The safest place for a child in a car seat is in your vehicle's center-rear seat--never upfront near an air bag. A child should ride in a rear-facing car seat until reaching the maximum weight/height limits or other limits stated by the seat's manufacturer. (Typical weight limits for rear-facing use of convertible seats is 30 pounds.) Never switch the child's seat to a front-facing orientation for a child less than 1 year old and not over 22 pounds. For rear-facing use, recline the seat to achieve an optimum 45-degree angle.

Harness straps in a rear-facing car seat should be at or slightly below the infant's shoulders. For front-facing toddlers, harness straps should be at or slightly above the toddler's shoulders. If a harness is properly snug, you should not be able to insert more than one of your fingers behind it.

Officer Jason Caravaglia inspecting the car seat of Tracey Baylin and her son, Samuel.
SAFE AND SOUND Check for a car-seat inspection site near you at www.seatcheck.org or www.nhtsa.gov .
Children over 40 pounds should use a booster seat or similarly appropriate restraint until they can sit in a vehicle's rear seat with their knees bent comfortably over the edge, with the vehicle shoulder belt crossing midchest and the lap belt snug across the top of their thighs. They should never ride unbelted. Some seats can be used with their internal harness for children up to 65 pounds.
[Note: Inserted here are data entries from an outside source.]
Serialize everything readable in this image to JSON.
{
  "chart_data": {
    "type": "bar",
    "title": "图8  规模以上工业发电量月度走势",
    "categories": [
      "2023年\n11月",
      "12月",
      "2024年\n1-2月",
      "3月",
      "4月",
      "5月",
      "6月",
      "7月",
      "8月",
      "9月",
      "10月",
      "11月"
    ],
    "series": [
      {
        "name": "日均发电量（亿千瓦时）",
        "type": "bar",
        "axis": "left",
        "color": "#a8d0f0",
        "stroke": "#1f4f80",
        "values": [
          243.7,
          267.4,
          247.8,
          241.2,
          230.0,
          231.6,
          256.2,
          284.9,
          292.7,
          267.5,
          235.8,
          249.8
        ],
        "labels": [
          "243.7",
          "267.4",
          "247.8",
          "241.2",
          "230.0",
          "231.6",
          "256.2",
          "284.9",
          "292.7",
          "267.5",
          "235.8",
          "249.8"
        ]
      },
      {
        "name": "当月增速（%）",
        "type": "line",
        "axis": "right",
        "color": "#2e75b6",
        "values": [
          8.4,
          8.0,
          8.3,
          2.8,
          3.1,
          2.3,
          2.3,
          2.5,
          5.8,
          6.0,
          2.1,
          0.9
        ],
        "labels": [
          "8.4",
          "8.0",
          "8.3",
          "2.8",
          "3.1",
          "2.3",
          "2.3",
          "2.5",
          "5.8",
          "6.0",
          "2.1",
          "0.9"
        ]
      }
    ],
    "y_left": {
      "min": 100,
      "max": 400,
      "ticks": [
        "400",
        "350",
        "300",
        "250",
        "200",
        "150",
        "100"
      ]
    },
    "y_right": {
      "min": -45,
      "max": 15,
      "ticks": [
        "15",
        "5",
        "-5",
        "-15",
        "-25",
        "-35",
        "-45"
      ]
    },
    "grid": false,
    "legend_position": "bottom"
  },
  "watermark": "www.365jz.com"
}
When possible, buy new. Try out the car seat in your car; return it to the seller if it's difficult to install or use.

Don't accept a hand-me-down with an unknown history or one that is more than six years old. If you must have a used seat, avoid recalled models by checking www.recalls.gov .

Return the registration card so you can be notified of a recall.

NHTSA recently issued new advice: Parents can be confident that a child car seat will continue to do its job after a minor crash. The agency defines a minor crash as one that causes no visible car-seat cracks or deformities; injures no one in the car; results in no damage to the door or doors nearest the car seat; and does not trigger the air bags.

After a minor crash, keep your child strapped in the seat as you drive away from the scene. Before the next trip, contact a trained car-seat inspector--go to www.nhtsa.dot.gov or www.seatcheck.org --but keep in mind that inspections aren't infallible.